As my first Beta (Saloon) rusted quite a bit despite being rustproofed since new I thought that I would add some experience on oil based rust proofing. Lately I have used pure oil based proofing for my cars. Where I live (just outside Oslo) they use salt and grit on the roads. The grit acts as sand paper and the salt, well it just does what salt does during a wet winter. Even so rust seems to have been stopped in its tracs where it had begun and no new rust has shown up. Wrt our daily drivers I get them treated once a year, the classics get the treatment every second year. If you don't use your cars during the salty season every three years should do the trick. On these shores the cost is about a third of the full treatment with the traditional methods. I have seen some cars including a late 60'ies Opel which has been used continuously and treated annually all these years showing no rust at all.
Even on cars with older drying and cracking treatment the oil seems to have managed to creep in and effectively keept the water out. Old cracked treatment is worse than none because water seeps in and festers so this effect of the oil version is good news.

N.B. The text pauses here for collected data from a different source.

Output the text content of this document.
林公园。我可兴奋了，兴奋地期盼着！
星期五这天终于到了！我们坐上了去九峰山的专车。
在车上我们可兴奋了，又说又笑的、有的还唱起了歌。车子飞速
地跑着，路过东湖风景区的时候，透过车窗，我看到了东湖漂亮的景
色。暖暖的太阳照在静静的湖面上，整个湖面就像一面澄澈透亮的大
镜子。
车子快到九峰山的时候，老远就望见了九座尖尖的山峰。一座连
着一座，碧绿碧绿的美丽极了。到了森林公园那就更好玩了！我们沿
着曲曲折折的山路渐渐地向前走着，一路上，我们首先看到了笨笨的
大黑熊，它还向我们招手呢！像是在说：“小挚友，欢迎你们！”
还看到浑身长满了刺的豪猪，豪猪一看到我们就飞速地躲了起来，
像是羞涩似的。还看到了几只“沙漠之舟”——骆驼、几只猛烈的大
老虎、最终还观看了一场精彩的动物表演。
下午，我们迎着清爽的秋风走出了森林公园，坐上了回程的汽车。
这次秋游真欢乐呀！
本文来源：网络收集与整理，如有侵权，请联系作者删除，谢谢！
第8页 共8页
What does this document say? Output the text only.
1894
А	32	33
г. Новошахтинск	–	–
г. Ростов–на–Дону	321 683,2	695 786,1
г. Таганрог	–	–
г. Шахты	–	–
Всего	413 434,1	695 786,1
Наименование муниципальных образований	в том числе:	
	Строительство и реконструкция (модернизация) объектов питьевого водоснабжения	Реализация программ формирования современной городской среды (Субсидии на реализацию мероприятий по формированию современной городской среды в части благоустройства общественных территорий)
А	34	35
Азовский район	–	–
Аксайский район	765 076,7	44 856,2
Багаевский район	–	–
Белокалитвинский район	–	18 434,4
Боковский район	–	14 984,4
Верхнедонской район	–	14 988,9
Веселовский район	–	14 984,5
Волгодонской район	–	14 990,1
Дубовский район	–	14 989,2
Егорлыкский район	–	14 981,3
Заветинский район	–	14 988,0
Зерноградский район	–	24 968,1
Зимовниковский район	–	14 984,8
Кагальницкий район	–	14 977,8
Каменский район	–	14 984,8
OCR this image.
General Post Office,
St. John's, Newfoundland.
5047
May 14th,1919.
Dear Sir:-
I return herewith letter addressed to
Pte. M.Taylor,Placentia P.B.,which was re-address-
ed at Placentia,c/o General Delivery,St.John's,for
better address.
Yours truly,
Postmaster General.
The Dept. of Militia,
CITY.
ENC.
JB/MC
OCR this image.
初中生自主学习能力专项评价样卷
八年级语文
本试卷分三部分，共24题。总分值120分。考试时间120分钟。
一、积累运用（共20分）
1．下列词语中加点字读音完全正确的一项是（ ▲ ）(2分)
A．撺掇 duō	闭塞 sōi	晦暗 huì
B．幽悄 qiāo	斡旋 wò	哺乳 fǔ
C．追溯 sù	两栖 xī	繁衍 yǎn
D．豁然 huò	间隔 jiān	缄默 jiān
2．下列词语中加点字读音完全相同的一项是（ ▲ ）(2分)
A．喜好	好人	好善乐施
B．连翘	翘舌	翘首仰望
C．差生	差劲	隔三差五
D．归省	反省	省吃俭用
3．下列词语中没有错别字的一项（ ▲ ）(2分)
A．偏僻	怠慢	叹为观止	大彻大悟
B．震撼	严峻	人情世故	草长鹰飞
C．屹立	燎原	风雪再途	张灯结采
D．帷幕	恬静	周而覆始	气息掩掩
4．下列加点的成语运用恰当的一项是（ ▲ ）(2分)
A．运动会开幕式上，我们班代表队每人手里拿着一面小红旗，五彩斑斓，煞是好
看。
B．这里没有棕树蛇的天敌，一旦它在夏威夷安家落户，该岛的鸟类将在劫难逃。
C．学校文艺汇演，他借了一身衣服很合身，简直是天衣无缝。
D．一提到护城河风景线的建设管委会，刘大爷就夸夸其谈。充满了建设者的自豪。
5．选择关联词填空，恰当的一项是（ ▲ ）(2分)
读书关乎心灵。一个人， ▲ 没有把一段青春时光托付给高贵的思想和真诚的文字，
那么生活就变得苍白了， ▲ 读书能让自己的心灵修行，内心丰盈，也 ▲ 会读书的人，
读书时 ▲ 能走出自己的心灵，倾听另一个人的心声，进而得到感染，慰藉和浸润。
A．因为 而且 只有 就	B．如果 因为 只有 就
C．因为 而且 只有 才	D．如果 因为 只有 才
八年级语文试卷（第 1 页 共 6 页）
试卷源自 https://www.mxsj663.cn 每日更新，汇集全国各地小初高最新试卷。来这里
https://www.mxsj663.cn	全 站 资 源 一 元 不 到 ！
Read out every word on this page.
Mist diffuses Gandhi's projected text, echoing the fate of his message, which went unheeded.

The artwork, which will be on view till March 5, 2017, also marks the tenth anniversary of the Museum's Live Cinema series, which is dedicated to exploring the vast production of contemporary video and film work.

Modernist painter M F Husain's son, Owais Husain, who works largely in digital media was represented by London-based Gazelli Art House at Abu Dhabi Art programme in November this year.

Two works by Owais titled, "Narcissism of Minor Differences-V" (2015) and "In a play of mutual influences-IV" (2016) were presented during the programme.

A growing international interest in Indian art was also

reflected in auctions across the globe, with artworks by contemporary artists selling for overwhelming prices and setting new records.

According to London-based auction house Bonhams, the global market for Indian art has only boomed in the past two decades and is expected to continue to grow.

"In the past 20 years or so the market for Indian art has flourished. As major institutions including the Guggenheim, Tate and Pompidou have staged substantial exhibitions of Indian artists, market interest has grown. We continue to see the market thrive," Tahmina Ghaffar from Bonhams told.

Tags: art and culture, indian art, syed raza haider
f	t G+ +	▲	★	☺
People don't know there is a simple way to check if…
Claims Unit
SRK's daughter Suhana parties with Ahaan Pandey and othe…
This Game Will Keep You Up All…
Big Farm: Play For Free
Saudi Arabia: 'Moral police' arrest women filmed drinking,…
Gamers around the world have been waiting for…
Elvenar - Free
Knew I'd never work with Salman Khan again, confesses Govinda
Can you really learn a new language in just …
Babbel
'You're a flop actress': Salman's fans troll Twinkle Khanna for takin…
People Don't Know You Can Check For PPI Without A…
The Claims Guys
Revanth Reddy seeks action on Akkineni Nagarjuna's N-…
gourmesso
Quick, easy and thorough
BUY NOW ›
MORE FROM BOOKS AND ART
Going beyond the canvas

BTW, this year I have tried a new version: Lanolin based oil as in sheeps wool oil. Is said to be even better in resisting being washed off and hardly drips after treatment (the older oil is mineral oil and makes bad stains the first few days so parking on grass is preferable. From an environmental angle the lanolin version is better too although slightly less sheep (er, cheap
).
So once I have done the little rust fixing there is on my new aquisition (the HPE in new members' section) it will get the lanolin treatment too.